Change Block Tracking issues with SRM

As it may be obvious, I’ve been doing quite a bit of work with VMware Site Recovery Manager with storage based replication lately, specifically EMC’s MirrorView.  I ran into another issue while testing with SRM 6 + ESXi 5.0 hosts.

During the project, we are updating vCenter from 5.0 to 6.0, SRM from 5.0 to 6.0, verifying everything works, and then proceeding with updating ESXi hosts.  We didn’t bother patching ESXi 5.0 hosts, since they would be updated to 6.0 soon enough.  We wanted to make sure SRM worked through vCenter before updating ESXi simply to ensure an easy rollback.

However, during failover testing, we ran into an issue where most VMs would not power on during isolated testing and failovers.  The error was as follows:

Error – Cannot open the disk ‘/vmfs/volumes/<VMFS GUID>/VMNameVMName.vmdk’ or one of the snapshot disks it depends on.

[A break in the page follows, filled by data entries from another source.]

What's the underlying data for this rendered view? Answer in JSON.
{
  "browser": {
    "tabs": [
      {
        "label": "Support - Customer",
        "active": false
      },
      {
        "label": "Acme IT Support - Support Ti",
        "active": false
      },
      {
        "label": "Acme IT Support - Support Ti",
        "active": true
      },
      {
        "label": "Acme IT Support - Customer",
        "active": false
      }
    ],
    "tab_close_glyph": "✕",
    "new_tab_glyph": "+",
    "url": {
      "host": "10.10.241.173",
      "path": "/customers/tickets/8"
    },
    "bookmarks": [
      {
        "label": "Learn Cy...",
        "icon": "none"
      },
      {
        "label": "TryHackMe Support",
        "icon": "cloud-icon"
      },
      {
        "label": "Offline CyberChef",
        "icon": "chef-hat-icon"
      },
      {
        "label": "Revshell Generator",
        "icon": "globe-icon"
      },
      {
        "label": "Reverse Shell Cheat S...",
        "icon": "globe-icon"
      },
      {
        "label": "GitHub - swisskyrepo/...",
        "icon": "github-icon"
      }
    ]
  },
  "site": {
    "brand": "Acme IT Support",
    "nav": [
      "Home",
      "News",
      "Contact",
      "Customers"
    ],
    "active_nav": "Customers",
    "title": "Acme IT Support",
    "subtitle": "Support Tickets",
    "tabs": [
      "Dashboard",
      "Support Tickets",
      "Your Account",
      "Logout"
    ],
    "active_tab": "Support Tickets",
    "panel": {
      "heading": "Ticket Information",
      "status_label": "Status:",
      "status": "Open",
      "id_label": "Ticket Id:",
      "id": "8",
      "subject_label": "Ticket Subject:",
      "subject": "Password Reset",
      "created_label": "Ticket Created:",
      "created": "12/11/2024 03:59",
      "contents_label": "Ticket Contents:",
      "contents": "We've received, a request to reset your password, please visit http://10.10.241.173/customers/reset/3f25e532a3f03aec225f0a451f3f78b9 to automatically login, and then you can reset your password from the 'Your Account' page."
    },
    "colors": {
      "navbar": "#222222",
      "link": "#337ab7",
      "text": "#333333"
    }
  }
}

When you look into the events for an impacted VM, you would find the following:

“Could not open/create change tracking file”

We cleared CBT files for all the VMs, and tried again, forcing replication, and it worked.  We figured CBT got corrupted.  But then Veeam ran its backups, we tried an isolated test, and almost all the VMs couldn’t power on in an isolated test again.

I know ESXi 6 has been in the news lately for corruption in Change Block Tracking, but it’s far from the only version that’s suffered from an issue with CBT.  ESXi 5.0, 5.1, and 5.5 have had their issues, too.  In this case, the customer was running a version that needed a patch to fix CBT.  We remediated the hosts to patch them to current, reset CBT data yet again, allowed Veeam to backup the VMs, and tried an isolated test.  All VMs powered on successfully.

It’s important to note that Veeam really had nothing to do with this problem, and neither did MirrorView.  This was strictly an unpatched ESXi 5.0 issue.  So, if you run into this with any ESXi version using storage based replication, I recommend patching the hosts to current, resetting CBT data, run another backup, make sure the storage replicated the LUN after this point, and try again.